Par sa décision n°2019-823 QPC du 31 janvier qualifiée d’« historique » par les défenseurs de l’environnement, les Sages ont en effet validé l’interdiction, à compter de 2022, de la production, du stockage et de la circulation de « produits phytopharmaceutiques contenant des substances actives non approuvées pour des raisons liées à la protection de la santé humaine ou animale ou de l’environnement » au sens du règlement du Parlement européen et du Conseil du 21 octobre 2009.
Autrement dit, les pesticides fabriqués en France – mais interdits par l’Union européenne – ne pourront plus être exportés quelle que soit leur destination.
Portée par la loi Agriculture et alimentation – dite « Égalim » – du 20 octobre 2018 (art. 83), cette mesure est, depuis son adoption, dans le viseur de l’Union des industries de la protection des plantes (UIPP). Il faut dire que l’enjeu financier est important : la France est le premier exportateur mondial de semences, souvent enrobées de ces pesticides.

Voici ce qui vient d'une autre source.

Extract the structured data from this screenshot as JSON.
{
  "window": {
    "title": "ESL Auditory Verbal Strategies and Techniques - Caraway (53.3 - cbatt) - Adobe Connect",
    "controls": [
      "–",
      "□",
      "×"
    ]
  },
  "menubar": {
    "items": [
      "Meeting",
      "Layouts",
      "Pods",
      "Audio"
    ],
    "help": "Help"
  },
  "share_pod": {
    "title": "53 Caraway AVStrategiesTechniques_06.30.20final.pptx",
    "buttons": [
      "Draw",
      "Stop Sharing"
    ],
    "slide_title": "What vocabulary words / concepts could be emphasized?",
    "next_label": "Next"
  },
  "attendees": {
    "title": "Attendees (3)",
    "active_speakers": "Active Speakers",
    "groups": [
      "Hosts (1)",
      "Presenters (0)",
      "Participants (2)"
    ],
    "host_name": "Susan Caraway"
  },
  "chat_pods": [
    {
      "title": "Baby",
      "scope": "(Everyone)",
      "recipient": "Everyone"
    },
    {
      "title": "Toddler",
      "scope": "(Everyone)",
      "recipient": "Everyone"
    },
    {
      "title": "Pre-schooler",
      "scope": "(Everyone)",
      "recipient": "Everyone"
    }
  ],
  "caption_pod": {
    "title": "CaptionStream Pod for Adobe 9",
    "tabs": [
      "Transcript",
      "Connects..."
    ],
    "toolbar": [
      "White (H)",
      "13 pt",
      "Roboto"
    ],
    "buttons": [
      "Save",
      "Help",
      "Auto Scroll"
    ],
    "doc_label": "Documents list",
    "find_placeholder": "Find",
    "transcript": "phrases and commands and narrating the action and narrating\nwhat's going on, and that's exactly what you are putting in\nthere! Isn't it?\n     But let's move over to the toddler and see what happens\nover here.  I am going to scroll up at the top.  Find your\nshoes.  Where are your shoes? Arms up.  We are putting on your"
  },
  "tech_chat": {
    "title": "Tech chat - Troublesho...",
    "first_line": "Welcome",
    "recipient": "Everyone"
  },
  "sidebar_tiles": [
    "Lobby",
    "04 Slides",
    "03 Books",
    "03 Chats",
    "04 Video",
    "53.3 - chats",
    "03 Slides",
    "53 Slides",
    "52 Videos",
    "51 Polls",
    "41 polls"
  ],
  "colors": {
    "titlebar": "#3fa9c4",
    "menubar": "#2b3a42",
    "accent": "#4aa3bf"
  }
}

Liberté d’entreprendre : oui, mais pas à tout prix
Les entreprises des produits phytopharmaceutiques français (uipp) ont fait appel disant que cette interdiction « serait sans lien avec l’objectif de protection de l’environnement et de la santé dans la mesure où les pays importateurs qui autorisent ces produits ne renonceront pas pour autant à les utiliser puisqu’ils pourront s’approvisionner auprès de concurrents des entreprises installées en France. » . A l’audience ils ont déclaré, sans rire, que : l’interdiction d’exporter des produits notoirement nocifs aurait des effets économiques tels qu’il n’y aurait alors plus de budget pour faire du bio !!

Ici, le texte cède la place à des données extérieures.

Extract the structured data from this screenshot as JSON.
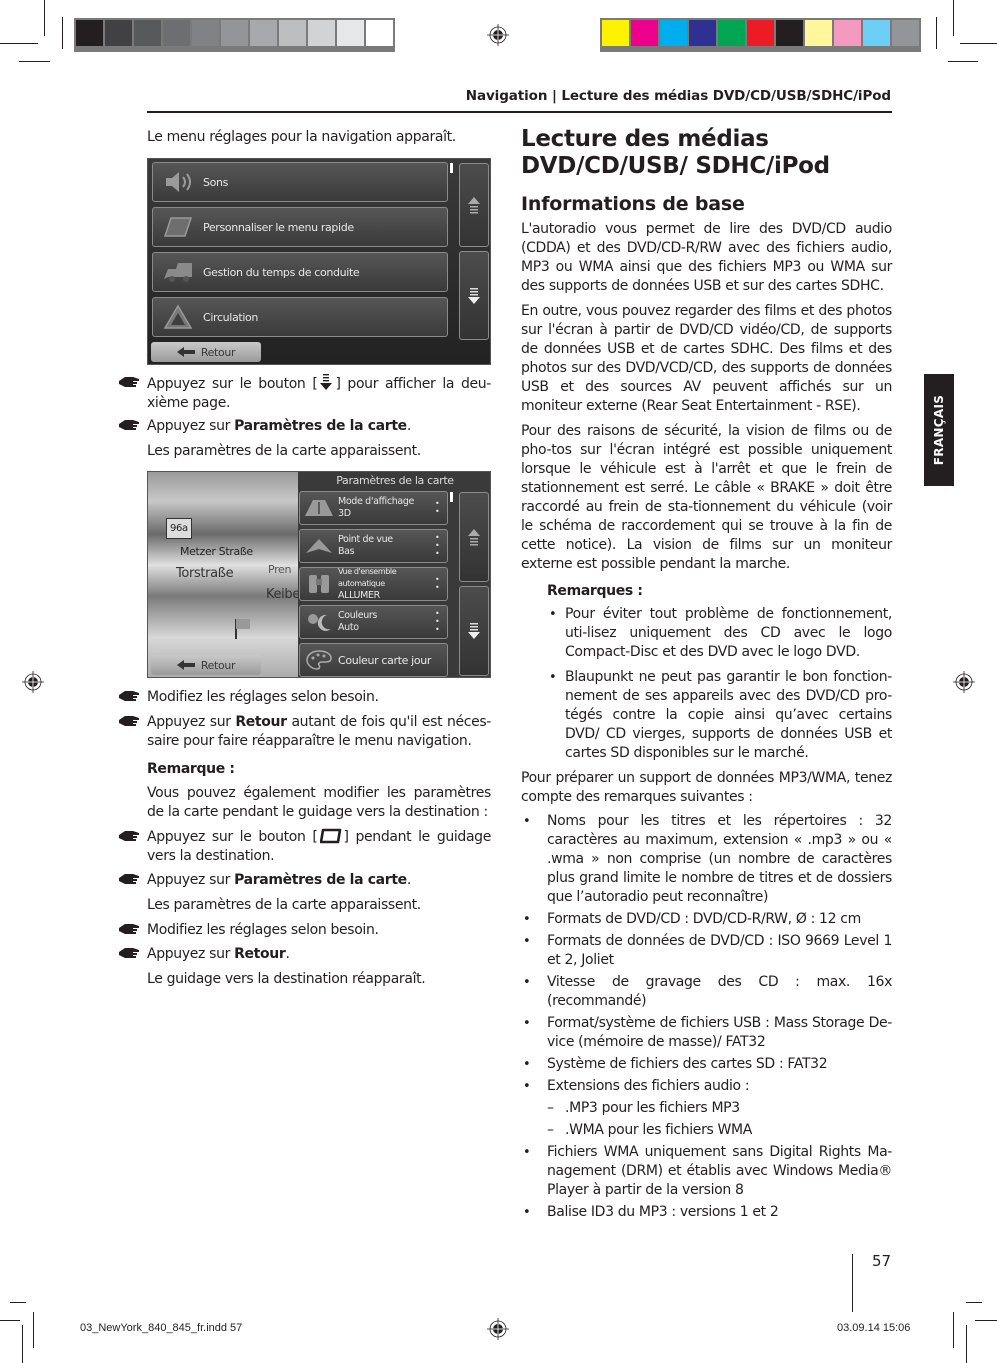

L’environnement, « patrimoine commun des êtres humains »
Les Sages se sont fondés sur la Charte de l’environnement de 2004, de valeur constitutionnelle depuis la loi du 1er mars 2005, suivant les arguments du conseil de l’association France Nature Environnement. Et ils ont déclaré que « les choix destinés à répondre aux besoins du présent ne doivent pas compromettre la capacité des générations futures et des autres peuples à satisfaire leurs propres besoins » et que « la protection de l’environnement constitue un objectif de valeur constitutionnelle ». En clair, l’UIPP a perdu !
Par ailleurs le Conseil d’Etat, dans une ordonnance du 14 février, a refusé de suspendre le décret et l’arrêté du 27 décembre qui fixent de nouvelles règles encadrant l’épandage des pesticides à proximité des zones habitées.